Here is a benchmark showing that using str.lower is faster than the accepted answer's proposed method (libc.strcasecmp
):
#!/usr/bin/env python2.7
import random
import timeit
from ctypes import *
libc = CDLL('libc.dylib') # change to 'libc.so.6' on linux
with open('/usr/share/dict/words', 'r') as wordlist:
words = wordlist.read().splitlines()
random.shuffle(words)
print '%i words in list' % len(words)
setup = 'from __main__ import words, libc; gc.enable()'
stmts = [
('simple sort', 'sorted(words)'),
('sort with key=str.lower', 'sorted(words, key=str.lower)'),
('sort with cmp=libc.strcasecmp', 'sorted(words, cmp=libc.strcasecmp)'),
]
for (comment, stmt) in stmts:
t = timeit.Timer(stmt=stmt, setup=setup)
print '%s: %.2f msec/pass' % (comment, (1000*t.timeit(10)/10))
typical times on my machine:
235886 words in list
simple sort: 483.59 msec/pass
sort with key=str.lower: 1064.70 msec/pass
sort with cmp=libc.strcasecmp: 5487.86 msec/pass
So, the version with str.lower
is not only the fastest by far, but also the most portable and pythonic of all the proposed solutions here.
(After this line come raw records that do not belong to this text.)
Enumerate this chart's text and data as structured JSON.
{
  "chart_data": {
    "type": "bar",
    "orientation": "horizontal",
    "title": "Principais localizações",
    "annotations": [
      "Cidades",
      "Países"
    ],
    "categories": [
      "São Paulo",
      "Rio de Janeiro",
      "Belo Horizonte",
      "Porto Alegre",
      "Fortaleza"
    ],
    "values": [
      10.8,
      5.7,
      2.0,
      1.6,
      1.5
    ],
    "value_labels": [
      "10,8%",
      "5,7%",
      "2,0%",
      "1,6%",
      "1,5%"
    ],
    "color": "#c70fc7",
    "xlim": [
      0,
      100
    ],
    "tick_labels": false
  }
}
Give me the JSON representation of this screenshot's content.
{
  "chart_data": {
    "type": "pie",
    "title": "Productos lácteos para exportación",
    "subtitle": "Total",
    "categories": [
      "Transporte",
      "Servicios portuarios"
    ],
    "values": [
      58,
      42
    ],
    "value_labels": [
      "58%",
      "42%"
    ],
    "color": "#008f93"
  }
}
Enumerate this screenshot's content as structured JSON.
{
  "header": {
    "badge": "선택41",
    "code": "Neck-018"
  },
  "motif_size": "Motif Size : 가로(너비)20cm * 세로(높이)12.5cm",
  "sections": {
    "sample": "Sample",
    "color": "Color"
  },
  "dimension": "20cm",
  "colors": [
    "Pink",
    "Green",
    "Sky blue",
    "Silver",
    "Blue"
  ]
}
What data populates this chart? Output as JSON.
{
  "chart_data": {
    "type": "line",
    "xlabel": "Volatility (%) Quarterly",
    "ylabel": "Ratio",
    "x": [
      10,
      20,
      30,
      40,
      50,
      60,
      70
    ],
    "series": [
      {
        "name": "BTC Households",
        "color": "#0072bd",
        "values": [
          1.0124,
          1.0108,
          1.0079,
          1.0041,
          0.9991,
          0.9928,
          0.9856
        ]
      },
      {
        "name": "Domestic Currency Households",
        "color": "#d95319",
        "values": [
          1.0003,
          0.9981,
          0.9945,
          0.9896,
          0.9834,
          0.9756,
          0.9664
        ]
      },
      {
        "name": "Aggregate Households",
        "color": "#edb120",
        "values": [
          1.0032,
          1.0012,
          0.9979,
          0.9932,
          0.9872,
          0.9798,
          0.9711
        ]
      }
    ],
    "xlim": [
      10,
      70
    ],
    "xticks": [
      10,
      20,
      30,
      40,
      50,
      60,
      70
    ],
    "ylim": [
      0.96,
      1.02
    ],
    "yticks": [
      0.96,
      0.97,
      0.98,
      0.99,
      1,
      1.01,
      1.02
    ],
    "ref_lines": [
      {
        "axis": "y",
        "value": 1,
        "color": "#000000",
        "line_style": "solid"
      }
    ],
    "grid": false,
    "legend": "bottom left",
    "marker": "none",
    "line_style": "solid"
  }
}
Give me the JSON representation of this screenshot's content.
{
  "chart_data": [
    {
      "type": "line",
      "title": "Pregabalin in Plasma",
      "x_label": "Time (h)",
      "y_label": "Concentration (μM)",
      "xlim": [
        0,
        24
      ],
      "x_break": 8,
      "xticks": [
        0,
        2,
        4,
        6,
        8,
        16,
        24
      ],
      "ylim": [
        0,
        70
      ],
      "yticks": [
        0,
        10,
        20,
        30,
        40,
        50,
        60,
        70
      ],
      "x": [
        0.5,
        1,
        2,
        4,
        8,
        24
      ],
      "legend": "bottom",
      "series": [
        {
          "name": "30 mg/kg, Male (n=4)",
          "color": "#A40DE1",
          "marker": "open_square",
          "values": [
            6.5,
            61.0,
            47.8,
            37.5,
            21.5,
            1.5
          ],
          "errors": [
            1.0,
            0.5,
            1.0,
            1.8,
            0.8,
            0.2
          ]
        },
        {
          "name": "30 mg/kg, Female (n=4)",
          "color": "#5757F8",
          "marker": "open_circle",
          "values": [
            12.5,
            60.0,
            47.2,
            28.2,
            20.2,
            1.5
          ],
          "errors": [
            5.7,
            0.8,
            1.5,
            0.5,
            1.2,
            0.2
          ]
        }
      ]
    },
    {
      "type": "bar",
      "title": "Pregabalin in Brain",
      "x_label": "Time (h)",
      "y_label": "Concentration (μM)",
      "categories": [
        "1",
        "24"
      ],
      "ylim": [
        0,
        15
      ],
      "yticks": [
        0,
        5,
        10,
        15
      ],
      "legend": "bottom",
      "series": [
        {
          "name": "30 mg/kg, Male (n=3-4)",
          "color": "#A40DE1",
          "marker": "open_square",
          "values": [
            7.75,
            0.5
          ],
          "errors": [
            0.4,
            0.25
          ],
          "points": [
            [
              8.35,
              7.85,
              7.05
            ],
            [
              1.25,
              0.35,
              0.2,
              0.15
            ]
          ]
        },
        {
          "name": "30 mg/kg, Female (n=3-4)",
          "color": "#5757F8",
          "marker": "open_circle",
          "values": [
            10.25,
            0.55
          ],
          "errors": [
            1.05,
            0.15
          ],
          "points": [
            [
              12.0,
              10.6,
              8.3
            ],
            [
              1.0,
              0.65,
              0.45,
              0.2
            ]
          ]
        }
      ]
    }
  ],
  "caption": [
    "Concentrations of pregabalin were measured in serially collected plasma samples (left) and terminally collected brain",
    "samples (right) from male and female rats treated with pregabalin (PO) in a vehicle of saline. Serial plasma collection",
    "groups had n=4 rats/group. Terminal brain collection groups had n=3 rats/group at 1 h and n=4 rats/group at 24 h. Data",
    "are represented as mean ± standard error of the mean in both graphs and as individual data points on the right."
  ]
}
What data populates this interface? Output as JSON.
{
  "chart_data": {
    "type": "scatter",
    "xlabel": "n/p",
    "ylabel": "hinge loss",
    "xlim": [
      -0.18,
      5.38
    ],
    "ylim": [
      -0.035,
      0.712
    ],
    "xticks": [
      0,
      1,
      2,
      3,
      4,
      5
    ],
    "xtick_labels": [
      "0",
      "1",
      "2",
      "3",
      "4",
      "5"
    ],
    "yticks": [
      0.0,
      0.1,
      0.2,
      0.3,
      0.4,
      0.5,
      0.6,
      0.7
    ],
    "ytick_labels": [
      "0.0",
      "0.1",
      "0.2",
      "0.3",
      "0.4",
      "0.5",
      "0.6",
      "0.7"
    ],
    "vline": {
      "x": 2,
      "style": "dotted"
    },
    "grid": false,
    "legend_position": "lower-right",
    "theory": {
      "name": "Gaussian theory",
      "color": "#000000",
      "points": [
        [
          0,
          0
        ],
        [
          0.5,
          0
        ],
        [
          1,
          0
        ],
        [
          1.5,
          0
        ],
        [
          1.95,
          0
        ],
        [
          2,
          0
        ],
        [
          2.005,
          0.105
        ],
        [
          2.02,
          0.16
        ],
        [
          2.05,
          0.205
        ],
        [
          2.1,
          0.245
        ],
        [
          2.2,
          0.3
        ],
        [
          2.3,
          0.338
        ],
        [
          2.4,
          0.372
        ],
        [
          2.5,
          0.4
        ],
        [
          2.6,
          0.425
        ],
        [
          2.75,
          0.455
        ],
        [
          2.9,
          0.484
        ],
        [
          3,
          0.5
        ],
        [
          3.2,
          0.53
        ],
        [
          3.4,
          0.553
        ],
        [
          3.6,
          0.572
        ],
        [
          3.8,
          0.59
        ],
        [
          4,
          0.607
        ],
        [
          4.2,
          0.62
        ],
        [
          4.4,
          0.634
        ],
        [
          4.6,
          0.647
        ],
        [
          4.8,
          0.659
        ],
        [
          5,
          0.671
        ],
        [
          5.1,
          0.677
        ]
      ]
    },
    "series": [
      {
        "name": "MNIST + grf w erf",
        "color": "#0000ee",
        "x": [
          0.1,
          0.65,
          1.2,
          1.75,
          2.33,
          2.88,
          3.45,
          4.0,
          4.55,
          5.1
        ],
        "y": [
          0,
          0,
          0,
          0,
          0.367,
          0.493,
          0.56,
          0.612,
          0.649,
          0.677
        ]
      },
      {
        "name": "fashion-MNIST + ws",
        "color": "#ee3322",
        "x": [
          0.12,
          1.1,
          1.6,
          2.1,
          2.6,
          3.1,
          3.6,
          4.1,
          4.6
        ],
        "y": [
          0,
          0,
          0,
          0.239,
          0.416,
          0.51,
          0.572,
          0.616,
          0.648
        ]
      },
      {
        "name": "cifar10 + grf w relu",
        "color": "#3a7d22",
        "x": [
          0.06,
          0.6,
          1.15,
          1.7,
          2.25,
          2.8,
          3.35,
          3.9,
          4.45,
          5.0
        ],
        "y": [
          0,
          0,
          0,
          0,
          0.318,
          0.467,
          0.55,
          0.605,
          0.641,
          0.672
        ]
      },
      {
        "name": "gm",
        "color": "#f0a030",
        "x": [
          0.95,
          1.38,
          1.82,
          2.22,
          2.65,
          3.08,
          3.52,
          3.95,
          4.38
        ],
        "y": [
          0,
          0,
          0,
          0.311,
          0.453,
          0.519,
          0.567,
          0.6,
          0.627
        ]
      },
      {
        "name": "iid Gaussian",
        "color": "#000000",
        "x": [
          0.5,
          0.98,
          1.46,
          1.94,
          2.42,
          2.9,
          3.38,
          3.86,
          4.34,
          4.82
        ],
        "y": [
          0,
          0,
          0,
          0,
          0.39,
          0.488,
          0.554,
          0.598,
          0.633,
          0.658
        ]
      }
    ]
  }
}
I have not profiled memory usage, but the original poster has still not given a compelling reason to worry about it. Also, who says that a call into the libc module doesn't duplicate any strings?
NB: The lower()
string method also has the advantage of being locale-dependent. Something you will probably not be getting right when writing your own "optimised" solution. Even so, due to bugs and missing features in Python, this kind of comparison may give you wrong results in a unicode context.